Por isso, após um momento de silêncio, o médico foi direto ao ponto e expôs a situação a Bernardo.
— Além disso, se a Sra. Pereira continuar nesse estado, isso acarretará muitos problemas. Se a infecção na córnea progredir, mesmo que a retiremos para a Sra. Botelho, não servirá de muita coisa.
O médico não fez rodeios.
Adelina estava com problemas nos dois olhos.
Cora só tinha uma córnea que poderia ser utilizada.
A recuperação de Adelina já não seria igual à expectativa inicial.
E agora, se a infecção de Cora continuasse...
Mesmo que Adelina recebesse a córnea de Cora, o esforço teria sido em vão.
— Por isso, se o senhor planeja retirar a córnea da Sra. Pereira para doá-la à Sra. Botelho, é melhor que seja feito o mais rápido possível.
O que o médico disse era cruel, mas era a pura realidade.
Depois disso, ele não disse mais nada.
A decisão daquela questão ainda estava nas mãos de Bernardo.
Se fosse antes, Bernardo não teria hesitado.
Mas, no momento, ele permaneceu em um silêncio incomum.
Seu olhar recaiu sobre o médico.
Demorou muito até que ele perguntasse com calma:
— Qual é o prazo máximo?
O médico entendeu que ele não estava perguntando sobre o estado de Adelina, e sim sobre a viabilidade da córnea de Cora.

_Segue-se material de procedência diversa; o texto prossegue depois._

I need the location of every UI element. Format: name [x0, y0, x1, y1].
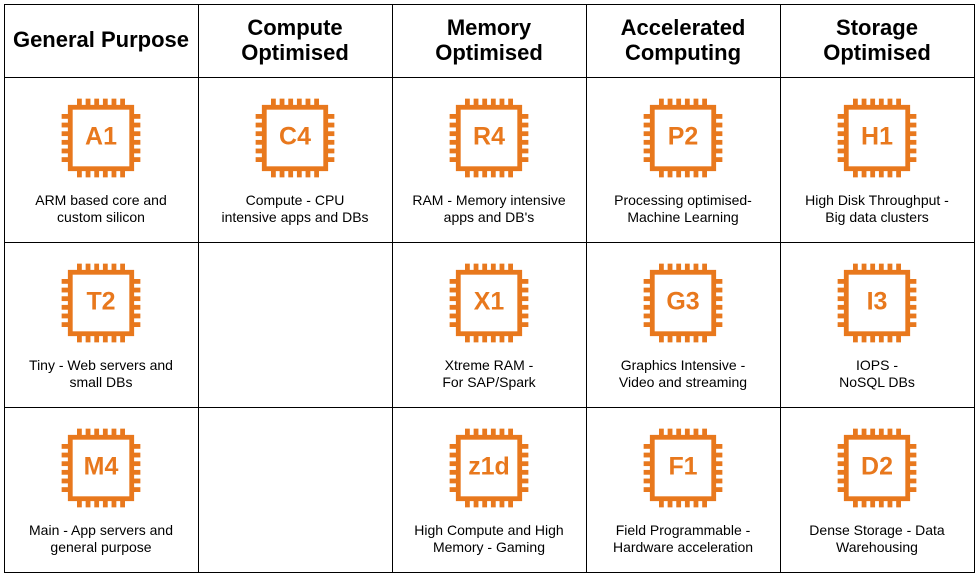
cell-caption: Xtreme RAM - For SAP/Spark: [438, 357, 539, 391]
svg-text:G3: G3: [666, 288, 699, 316]
col-header-label: General Purpose: [13, 27, 189, 52]
cell-caption: RAM - Memory intensive apps and DB's: [408, 192, 569, 226]
col-header-label: Compute Optimised: [205, 15, 386, 66]
cell-caption: Compute - CPU intensive apps and DBs: [217, 192, 372, 226]
svg-text:I3: I3: [867, 288, 888, 316]
cell-r4: R4 RAM - Memory intensive apps and DB's: [392, 77, 587, 243]
cell-caption: Processing optimised- Machine Learning: [610, 192, 756, 226]
col-header-storage: Storage Optimised: [780, 4, 975, 79]
cell-h1: H1 High Disk Throughput - Big data clust…: [780, 77, 975, 243]
svg-text:R4: R4: [473, 123, 505, 151]
svg-text:F1: F1: [668, 453, 697, 481]
cell-d2: D2 Dense Storage - Data Warehousing: [780, 407, 975, 573]
chip-icon: A1: [53, 90, 149, 186]
chip-icon: P2: [635, 90, 731, 186]
cell-caption: Field Programmable - Hardware accelerati…: [609, 522, 757, 556]
cell-f1: F1 Field Programmable - Hardware acceler…: [586, 407, 781, 573]
cell-caption: Dense Storage - Data Warehousing: [805, 522, 948, 556]
chip-icon: z1d: [441, 420, 537, 516]
svg-text:P2: P2: [668, 123, 699, 151]
chip-icon: T2: [53, 255, 149, 351]
svg-text:H1: H1: [861, 123, 893, 151]
svg-text:M4: M4: [84, 453, 119, 481]
svg-text:C4: C4: [279, 123, 311, 151]
chip-icon: R4: [441, 90, 537, 186]
cell-caption: IOPS - NoSQL DBs: [835, 357, 919, 391]
cell-caption: ARM based core and custom silicon: [31, 192, 171, 226]
instance-type-grid: General Purpose Compute Optimised Memory…: [4, 4, 974, 573]
cell-empty: [198, 407, 393, 573]
cell-caption: Tiny - Web servers and small DBs: [25, 357, 177, 391]
chip-icon: X1: [441, 255, 537, 351]
svg-text:A1: A1: [85, 123, 117, 151]
col-header-label: Accelerated Computing: [593, 15, 774, 66]
svg-text:z1d: z1d: [468, 453, 510, 481]
cell-caption: High Disk Throughput - Big data clusters: [801, 192, 953, 226]
cell-i3: I3 IOPS - NoSQL DBs: [780, 242, 975, 408]
cell-g3: G3 Graphics Intensive - Video and stream…: [586, 242, 781, 408]
svg-text:X1: X1: [474, 288, 505, 316]
chip-icon: H1: [829, 90, 925, 186]
cell-x1: X1 Xtreme RAM - For SAP/Spark: [392, 242, 587, 408]
chip-icon: M4: [53, 420, 149, 516]
cell-a1: A1 ARM based core and custom silicon: [4, 77, 199, 243]
col-header-compute: Compute Optimised: [198, 4, 393, 79]
col-header-label: Storage Optimised: [787, 15, 968, 66]
col-header-general: General Purpose: [4, 4, 199, 79]
cell-caption: Main - App servers and general purpose: [25, 522, 177, 556]
col-header-memory: Memory Optimised: [392, 4, 587, 79]
chip-icon: C4: [247, 90, 343, 186]
col-header-accelerated: Accelerated Computing: [586, 4, 781, 79]
cell-m4: M4 Main - App servers and general purpos…: [4, 407, 199, 573]
chip-icon: D2: [829, 420, 925, 516]
chip-icon: I3: [829, 255, 925, 351]
cell-caption: Graphics Intensive - Video and streaming: [615, 357, 751, 391]
svg-text:D2: D2: [861, 453, 893, 481]
cell-t2: T2 Tiny - Web servers and small DBs: [4, 242, 199, 408]
chip-icon: G3: [635, 255, 731, 351]
col-header-label: Memory Optimised: [399, 15, 580, 66]
cell-c4: C4 Compute - CPU intensive apps and DBs: [198, 77, 393, 243]
cell-caption: High Compute and High Memory - Gaming: [410, 522, 567, 556]
cell-empty: [198, 242, 393, 408]
chip-icon: F1: [635, 420, 731, 516]
svg-text:T2: T2: [86, 288, 115, 316]
cell-z1d: z1d High Compute and High Memory - Gamin…: [392, 407, 587, 573]
cell-p2: P2 Processing optimised- Machine Learnin…: [586, 77, 781, 243]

Ele respondeu com firmeza:
— No máximo uma semana. A menos que a situação da Sra. Pereira melhore. Caso contrário, a remoção terá que ser feita. Mas as chances de melhora são ínfimas, porque a infecção é muito grave e a inflamação não cede.
Ou seja, uma semana era o limite extremo.
Poderia até ser antes.
Bernardo apenas concordou levemente, sem dizer mais nada.
No intervalo dessa conversa, Wilson se aproximou.
Com uma expressão séria, ele olhou para Bernardo:
— Sr. Pereira, a polícia está aqui.
O olhar de Bernardo pesou e ele assentiu.